Stereoscopy is one of the most studied topics in biological and computer vision. Nevertheless, classical approaches of addressing this problem fail to integrate eye/camera vergence. From a geometric point of view, the integration of vergence is difficult because one has to re-estimate the epipolar geometry at every new eye/camera rotation. From an algorithmic point of view, it is not clear how to combine depth maps obtained with different eyes/cameras relative orientations. Therefore, we addressed the more general problem of binocular vision that combines the low-level eye/camera geometry, sensor rotations, and practical algorithms based on global optimization 21, 38. We studied the link between mathematical and computational approaches to stereo (global optimization and Markov random fields) and the brain plausibility of some of these approaches: indeed, we proposed an original mathematical model for the complex cells in visual-cortex areas V1 and V2 that is based on steering Gaussian filters and that admits simple solutions 18. This addresses the fundamental issue of how local image structure is represented in the brain/computer and how this structure is used for estimating a dense disparity field. Therefore, the main originality of our work is to address both computational and biological issues within a unifying model of binocular vision. Another equally important problem that still remains to be solved is how to integrate binocular depth maps over time. Recently, we have addressed this problem and proposed a semi-global optimization framework that starts with sparse yet reliable matches and proceeds with propagating them over both space and time. The concept of seed-match propagation has then been extended to TOF-stereo fusion 13.

## 3.3 Audio Signal Processing

Audio-visual fusion algorithms necessitate that the two modalities are represented in the same mathematical space. Binaural audition allows to extract sound-source localization (SSL) information from the acoustic signals recorded with two microphones. We have developed several methods, that perform sound localization in the temporal and the spectral domains. If a direct path is assumed, one can exploit the time difference of arrival (TDOA) between two microphones to recover the position of the sound source with respect to the position of the two microphones. The solution is not unique in this case, the sound source lies onto a 2D manifold. However, if one further assumes that the sound source lies in a horizontal plane, it is then possible to extract the azimuth. We used this approach to predict possible sound locations in order to estimate the direction of a speaker 2. We also developed a geometric formulation and we showed that with four non-coplanar microphones the azimuth and elevation of a single source can be estimated without ambiguity 1. We also investigated SSL in the spectral domain. This exploits the filtering effects of the head related transfer function (HRTF): there is a different HRTF for the left and right microphones. The interaural spectral features, namely the ILD (interaural level difference) and IPD (interaural phase difference) can be extracted from the short-time Fourier transforms of the two signals. The sound direction is encoded in these interaural features but it is not clear how to make SSL explicit in this case. We proposed a supervised learning formulation that estimates a mapping from interaural spectral features (ILD and IPD) to source directions using two different setups: audio-motor learning 9 and audio-visual learning 11.

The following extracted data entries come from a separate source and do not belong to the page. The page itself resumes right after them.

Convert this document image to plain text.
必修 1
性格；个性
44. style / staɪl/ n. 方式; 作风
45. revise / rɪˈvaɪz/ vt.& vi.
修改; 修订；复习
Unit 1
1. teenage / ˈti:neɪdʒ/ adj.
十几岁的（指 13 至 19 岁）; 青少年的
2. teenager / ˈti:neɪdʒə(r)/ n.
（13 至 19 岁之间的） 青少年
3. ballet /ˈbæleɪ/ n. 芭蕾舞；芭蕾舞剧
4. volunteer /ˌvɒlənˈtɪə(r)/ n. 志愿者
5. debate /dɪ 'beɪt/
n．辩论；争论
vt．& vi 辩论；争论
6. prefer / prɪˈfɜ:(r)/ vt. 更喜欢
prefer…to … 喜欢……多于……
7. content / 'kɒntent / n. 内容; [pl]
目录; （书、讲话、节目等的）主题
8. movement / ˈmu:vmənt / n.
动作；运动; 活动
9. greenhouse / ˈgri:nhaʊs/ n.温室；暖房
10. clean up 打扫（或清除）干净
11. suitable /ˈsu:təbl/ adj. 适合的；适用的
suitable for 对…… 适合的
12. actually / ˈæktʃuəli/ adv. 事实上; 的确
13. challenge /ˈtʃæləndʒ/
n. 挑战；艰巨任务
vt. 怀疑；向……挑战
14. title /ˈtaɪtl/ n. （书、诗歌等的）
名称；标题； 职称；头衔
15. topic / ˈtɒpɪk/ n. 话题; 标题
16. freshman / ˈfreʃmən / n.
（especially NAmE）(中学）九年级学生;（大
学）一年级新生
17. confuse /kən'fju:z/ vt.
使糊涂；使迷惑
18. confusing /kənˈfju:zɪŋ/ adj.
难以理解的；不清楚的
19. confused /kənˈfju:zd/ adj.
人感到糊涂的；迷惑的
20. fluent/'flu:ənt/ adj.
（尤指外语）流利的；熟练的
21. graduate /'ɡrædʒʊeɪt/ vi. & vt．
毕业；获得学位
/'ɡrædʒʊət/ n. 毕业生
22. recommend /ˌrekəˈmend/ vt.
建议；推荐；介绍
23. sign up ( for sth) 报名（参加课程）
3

We also addressed the difficult problem of audio signal processing in reverberant environments. We thoroughly studied the convolutive transfer function (CTF) and developed several methods and associated algorithms for the localization, separation and tracking of audio sources 34, 32, 33, 35, 31

## 3.4 Visual Reconstruction With Multiple Color and Depth Cameras

For the last decade, one of the most active topics in computer vision has been the visual reconstruction of objects, people, and complex scenes using a multiple-camera setup. The PERCEPTION team has pioneered this field and by 2006 several team members published seminal papers in the field. Recent work has concentrated onto the robustness of the 3D reconstructed data using probabilistic outlier rejection techniques combined with algebraic geometry principles and linear algebra solvers 41. Subsequently, we proposed to combine 3D representations of shape (meshes) with photometric data 40. The originality of this work was to represent photometric information as a scalar function over a discrete Riemannian manifold, thus generalizing image analysis to mesh and graph analysis. Manifold equivalents of local-structure detectors and descriptors were developed 39. The outcome of this pioneering work has been twofold: the formulation of a new research topic now addressed by several teams in the world, and allowed us to start a three year collaboration with Samsung Electronics. We developed the novel concept of mixed camera systems combining high-resolution color cameras with low-resolution depth cameras 22, 19,17. Together with our start-up company 4D Views Solutions and with Samsung, we developed the first practical depth-color multiple-camera multiple-PC system and the first algorithms to reconstruct high-quality 3D content 13.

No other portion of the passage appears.